F_image_enc = ImageEncoder().to(device)
F_state_enc = StateEncoder().to(device)
F_dec = VeryTinyNeRFMLP().to(device)
chunk_size = 16384

lr = 5e-3
optimizer_image_enc = optim.Adam(F_image_enc.parameters(), lr=lr)
optimizer_state_enc = optim.Adam(F_state_enc.parameters(), lr=lr)
optimizer_dec = optim.Adam(F_dec.parameters(), lr=lr)
criterion = nn.MSELoss()
criterion_TCN = TimeContrastiveLoss()

data_f = "test (4).npz"
data = np.load(data_f)

images = data["images"] / 255
images_t0 = images[0]
img_size = images_t0.shape[1]
xs = torch.arange(img_size) - (img_size / 2 - 0.5)
ys = torch.arange(img_size) - (img_size / 2 - 0.5)
(xs, ys) = torch.meshgrid(xs, -ys, indexing="xy")
focal = float(data["focal"])
pixel_coords = torch.stack([xs, ys, torch.full_like(xs, -focal)], dim=-1)
camera_coords = pixel_coords / focal
init_ds = camera_coords.to(device)
init_o = torch.Tensor(np.array([0, 0, float(data["cam_dist"])])).to(device)
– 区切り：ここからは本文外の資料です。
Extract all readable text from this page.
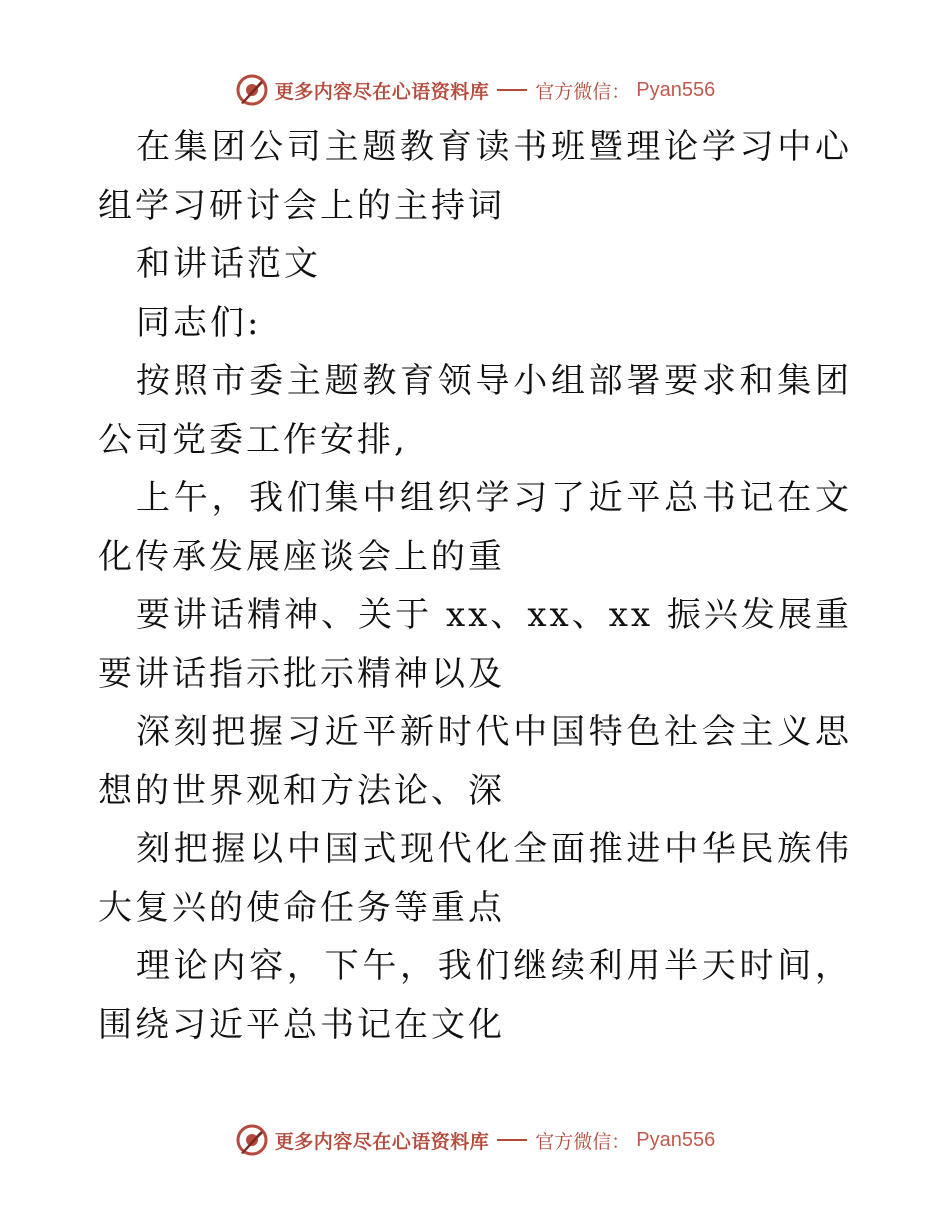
更多内容尽在心语资料库 官方微信： Pyan556

在集团公司主题教育读书班暨理论学习中心组学习研讨会上的主持词

和讲话范文

同志们:

按照市委主题教育领导小组部署要求和集团公司党委工作安排,

上午，我们集中组织学习了近平总书记在文化传承发展座谈会上的重

要讲话精神、关于 xx、xx、xx 振兴发展重要讲话指示批示精神以及

深刻把握习近平新时代中国特色社会主义思想的世界观和方法论、深

刻把握以中国式现代化全面推进中华民族伟大复兴的使命任务等重点

理论内容，下午，我们继续利用半天时间，围绕习近平总书记在文化

更多内容尽在心语资料库 官方微信： Pyan556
poses = torch.Tensor(data["poses"].reshape((-1,4,4))).to(device)

t_n = 1.0 # near
t_f = 6.0 # far
N_c = 32
t_i_c_gap = (t_f - t_n) / N_c
t_i_c_bin_edges = (t_n + torch.arange(N_c) * t_i_c_gap).to(device)

psnrs = []
iternums = []
num_iters = 60
display_every = 30
F_image_enc.train()
F_state_enc.train()
F_dec.train()

VeryTinyNeRFMLP(
  (early_mlp): Sequential(
    (0): Linear(in_features=295, out_features=256, bias=True)
    (1): ReLU()
    (2): Linear(in_features=256, out_features=257, bias=True)
    (3): ReLU()
  )
  (late_mlp): Sequential(
    (0): Linear(in_features=283, out_features=256, bias=True)
    (1): ReLU()
    (2): Linear(in_features=256, out_features=3, bias=True)
    (3): Sigmoid()
  )
)

In [None]:
vt_prevs = []
for t in range(images.shape[0]):
    test_idx = random.randint(0, poses.shape[0])
    train_idxs = np.arange(len(images_t0)) != test_idx # test_idxだけ除去(1枚)
    images_t = torch.Tensor(images[t][train_idxs]).to(device)
    poses_t = torch.Tensor(poses[train_idxs]).to(device)
    
    for i in range(num_iters):
        target_img_idx = np.random.randint(images_t.shape[0])
        target_pose = poses[target_img_idx].to(device)
        R = target_pose[:3, :3]

        ds = torch.einsum("ij,hwj->hwi", R, init_ds)
        os = (R @ init_o).expand(ds.shape)

        C_rs_c, vt = run_one_iter_of_tiny_nerf(
            images_t.permute(0,3,1,2).to(device), target_img_idx, poses, ds, N_c, t_i_c_bin_edges, t_i_c_gap, os, chunk_size, F_image_enc, F_state_enc, F_dec
        )
        loss_img_enc = criterion(C_rs_c, images_t.to(device))
        optimizer_image_enc.zero_grad()
        loss_img_enc.backward()
        optimizer_image_enc.step()

        if (i+1) % display_every == 0:
            test_img = torch.Tensor(images_t[test_idx]).to(device)
            test_pose = torch.Tensor(poses[test_idx]).unsqueeze(0).to(device)
            F_image_enc.eval()
            F_state_enc.eval()
            F_dec.eval()
            with torch.no_grad():
                C_rs_c, vt_test = run_one_iter_of_tiny_nerf(
                    test_img.unsqueeze(0).permute(0,3,1,2).to(device), test_idx, test_pose, test_ds, N_c, t_i_c_bin_edges, t_i_c_gap, test_os, chunk_size, F_image_enc, F_state_enc, F_dec
                )

            loss_dec = criterion(C_rs_c, test_img)
            print(f"Time Step: {t}")
            print(f"Iter: {i}")
            print(f"Loss: {loss_img_enc.item()}")

            plt.figure(figsize=(4, 4))
            plt.imshow(C_rs_c.detach().cpu().numpy())
            plt.show()
            
            # チェックポイント保存
            file_name = str(t) + '_' + str(i) + '.cpt'
            torch.save({
            'time': t,
            'iter': i,
            'image_encoder_state_dict': F_image_enc.state_dict(), # vtまでのencoder
            'state_encoder_state_dict': F_state_enc.state_dict(), # vtまでのencoder
            'decoder_state_dict': F_dec.state_dict(),
            'opt_img_enc_state_dict': optimizer_image_enc.state_dict(),
            'opt_dec_state_dict': optimizer_dec.state_dict(),
            'loss': loss,
            }, file_name)

            F_image_enc.train()
            F_state_enc.train()
            F_dec.train()
    
    # どこで学習させるべき？
    if t != 0:
        loss_dec = criterion_TCN(vt_prevs, vt, poses)
        print(loss_dec)
        if loss_dec > 0:
            print('ok')
            optimizer_dec.zero_grad()
            loss_dec.backward()
            optimizer_image_enc.step()
        
    # 前の時刻のvtを保存
    if len(vt_prevs) == 0:
        vt_prevs = vt
    else:
        vt_prevs = torch.cat((vt_prevs, vt), dim=0)